Prior to his doctorate research, he obtained his Master of Science degree in Plasma Physics with distinction in 2009 from Queen's University Belfast in the United Kingdom after completing his research project on the propagation of electron-acoustic waves in a plasma containing suprathermal electrons and the postgraduate courses on theoretical and experimental plasma physics. A postgraduate studentship from the Department for Employment and Learning (DEL) in Northern Ireland supported his studies at Queen's University Belfast. In 2008, he also worked as a visiting early-stage researcher in theoretical and mathematical physics at the University of Craiova in Romania, funded by the Marie Curie Research Training Network, where he studied consistent interactions between dual linearized gravity (Curtright field) and a topological background field (BF) model in 1+4 dimensions. In 2007, he received his Master of Science degree in Computational Engineering, specializing in Electrical Engineering, with a good overall grade from the University of Rostock in Germany. There, he majored in electrical engineering and computational science, and his master's project focused on developing a microcontroller-based embedded measurement system for clinical practice. 
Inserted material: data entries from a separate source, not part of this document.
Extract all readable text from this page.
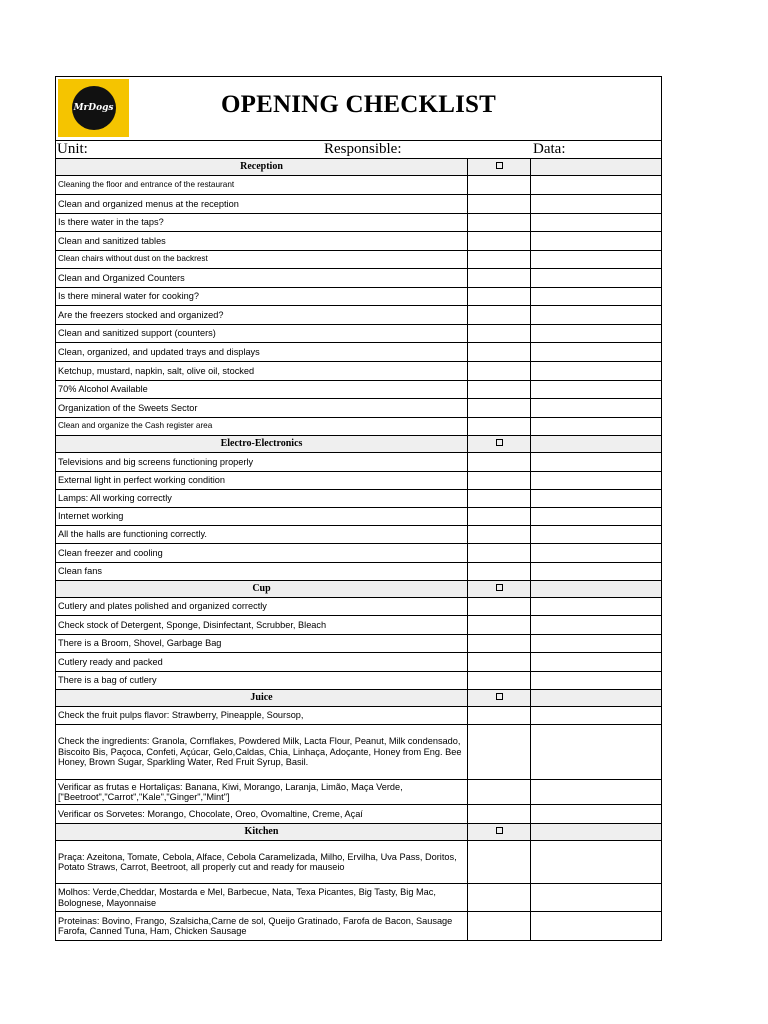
MrDogs	OPENING CHECKLIST
Unit:	Responsible:	Data:
Reception
Cleaning the floor and entrance of the restaurant
Clean and organized menus at the reception
Is there water in the taps?
Clean and sanitized tables
Clean chairs without dust on the backrest
Clean and Organized Counters
Is there mineral water for cooking?
Are the freezers stocked and organized?
Clean and sanitized support (counters)
Clean, organized, and updated trays and displays
Ketchup, mustard, napkin, salt, olive oil, stocked
70% Alcohol Available
Organization of the Sweets Sector
Clean and organize the Cash register area
Electro-Electronics
Televisions and big screens functioning properly
External light in perfect working condition
Lamps: All working correctly
Internet working
All the halls are functioning correctly.
Clean freezer and cooling
Clean fans
Cup
Cutlery and plates polished and organized correctly
Check stock of Detergent, Sponge, Disinfectant, Scrubber, Bleach
There is a Broom, Shovel, Garbage Bag
Cutlery ready and packed
There is a bag of cutlery
Juice
Check the fruit pulps flavor: Strawberry, Pineapple, Soursop,
Check the ingredients: Granola, Cornflakes, Powdered Milk, Lacta Flour, Peanut, Milk condensado, Biscoito Bis, Paçoca, Confeti, Açúcar, Gelo,Caldas, Chia, Linhaça, Adoçante, Honey from Eng. Bee Honey, Brown Sugar, Sparkling Water, Red Fruit Syrup, Basil.
Verificar as frutas e Hortaliças: Banana, Kiwi, Morango, Laranja, Limão, Maça Verde, ["Beetroot","Carrot","Kale","Ginger","Mint"]
Verificar os Sorvetes: Morango, Chocolate, Oreo, Ovomaltine, Creme, Açaí
Kitchen
Praça: Azeitona, Tomate, Cebola, Alface, Cebola Caramelizada, Milho, Ervilha, Uva Pass, Doritos, Potato Straws, Carrot, Beetroot, all properly cut and ready for mauseio
Molhos: Verde,Cheddar, Mostarda e Mel, Barbecue, Nata, Texa Picantes, Big Tasty, Big Mac, Bolognese, Mayonnaise
Proteinas: Bovino, Frango, Szalsicha,Carne de sol, Queijo Gratinado, Farofa de Bacon, Sausage Farofa, Canned Tuna, Ham, Chicken Sausage
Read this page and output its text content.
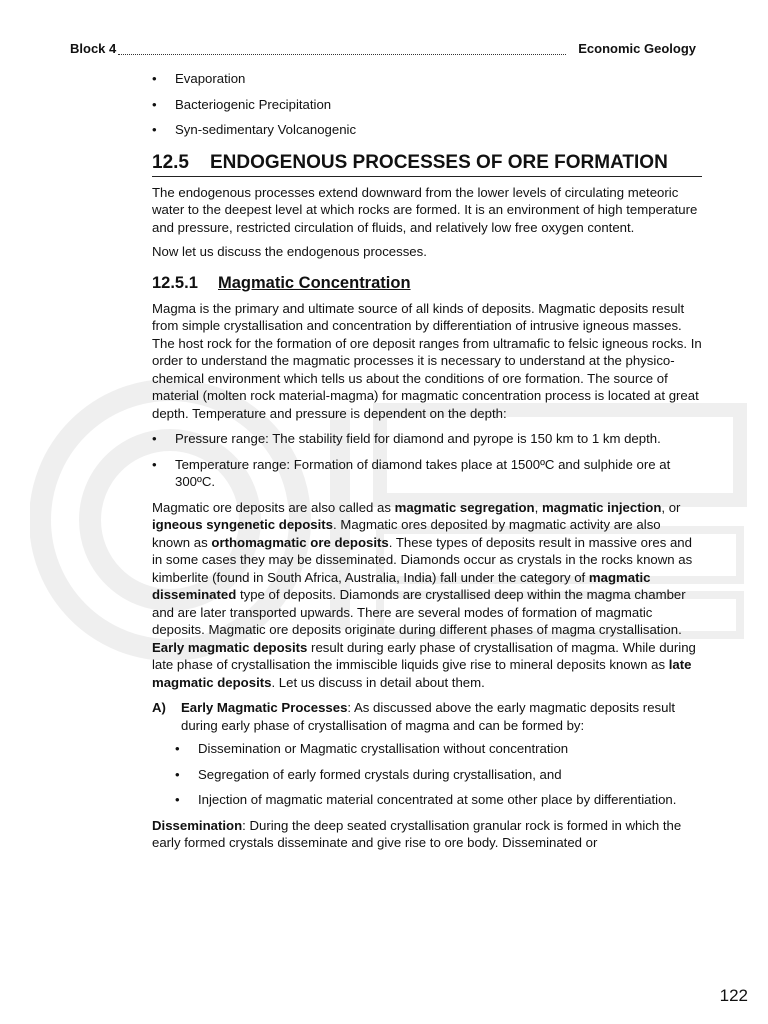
Block 4	Economic Geology
• Evaporation
• Bacteriogenic Precipitation
• Syn-sedimentary Volcanogenic
12.5	ENDOGENOUS PROCESSES OF ORE FORMATION

The endogenous processes extend downward from the lower levels of circulating meteoric water to the deepest level at which rocks are formed. It is an environment of high temperature and pressure, restricted circulation of fluids, and relatively low free oxygen content.

Now let us discuss the endogenous processes.

12.5.1 Magmatic Concentration

Magma is the primary and ultimate source of all kinds of deposits. Magmatic deposits result from simple crystallisation and concentration by differentiation of intrusive igneous masses. The host rock for the formation of ore deposit ranges from ultramafic to felsic igneous rocks. In order to understand the magmatic processes it is necessary to understand at the physico-chemical environment which tells us about the conditions of ore formation. The source of material (molten rock material-magma) for magmatic concentration process is located at great depth. Temperature and pressure is dependent on the depth:

• Pressure range: The stability field for diamond and pyrope is 150 km to 1 km depth.
• Temperature range: Formation of diamond takes place at 1500ºC and sulphide ore at 300ºC.

Magmatic ore deposits are also called as magmatic segregation, magmatic injection, or igneous syngenetic deposits. Magmatic ores deposited by magmatic activity are also known as orthomagmatic ore deposits. These types of deposits result in massive ores and in some cases they may be disseminated. Diamonds occur as crystals in the rocks known as kimberlite (found in South Africa, Australia, India) fall under the category of magmatic disseminated type of deposits. Diamonds are crystallised deep within the magma chamber and are later transported upwards. There are several modes of formation of magmatic deposits. Magmatic ore deposits originate during different phases of magma crystallisation. Early magmatic deposits result during early phase of crystallisation of magma. While during late phase of crystallisation the immiscible liquids give rise to mineral deposits known as late magmatic deposits. Let us discuss in detail about them.

A)	Early Magmatic Processes: As discussed above the early magmatic deposits result during early phase of crystallisation of magma and can be formed by:
• Dissemination or Magmatic crystallisation without concentration
• Segregation of early formed crystals during crystallisation, and
• Injection of magmatic material concentrated at some other place by differentiation.

Dissemination: During the deep seated crystallisation granular rock is formed in which the early formed crystals disseminate and give rise to ore body. Disseminated or

122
After completing his doctorate research, he began working as a postdoctoral fellow at the Harvard-Smithsonian Center for Astrophysics in Cambridge, Massachusetts (2015–2018), where he studied Chandra grating spectroscopic observations of X-ray ultra-fast outflows in active galactic nuclei and conducted X-ray photoionization modeling and spectral analysis. He also studied Hubble Space Telescope images of ionized nebulae and carried out Bayesian statistical analysis of collisionally ionized thermal plasma emission in X-ray observations of symbiotic stars. He then was a research fellow at the University of Michigan in Ann Arbor, Michigan (2019–2021), where he ran hydrodynamic simulations, along with collisional and non-equilibrium ionization computations, to describe the formation of X-ray superbubbles and the ionization structures of radiatively cooling superwinds in starburst regions of star-forming dwarf galaxies.

From 2022 until 2025, he worked as a research scientist at Eureka Scientific, Inc. in Oakland, California, thanks to NASA grants. His research included the spin measurement of supermassive black holes in active galactic nuclei (AGN), tidal disruption events (TDE), and hydrodynamic simulations aimed at the formation of Fermi γ-ray and eROSITA X-ray bubbles on both sides of the Milky Way.

Ashkbiz Danehkar is now a space scientist specializing in astronomy at the Science and Technology Institute (STI) of the Universities Space Research Association (USRA) in Huntsville, Alabama. In this role, he applies his expertise in astrophysics to assist NASA's Interagency Implementation and Advanced Concepts Team (IMPACT) with AI Foundation Models (FM) and Large Language Models (LLM), aiming to enhance the accessibility of NASA's mission data for the scientific community.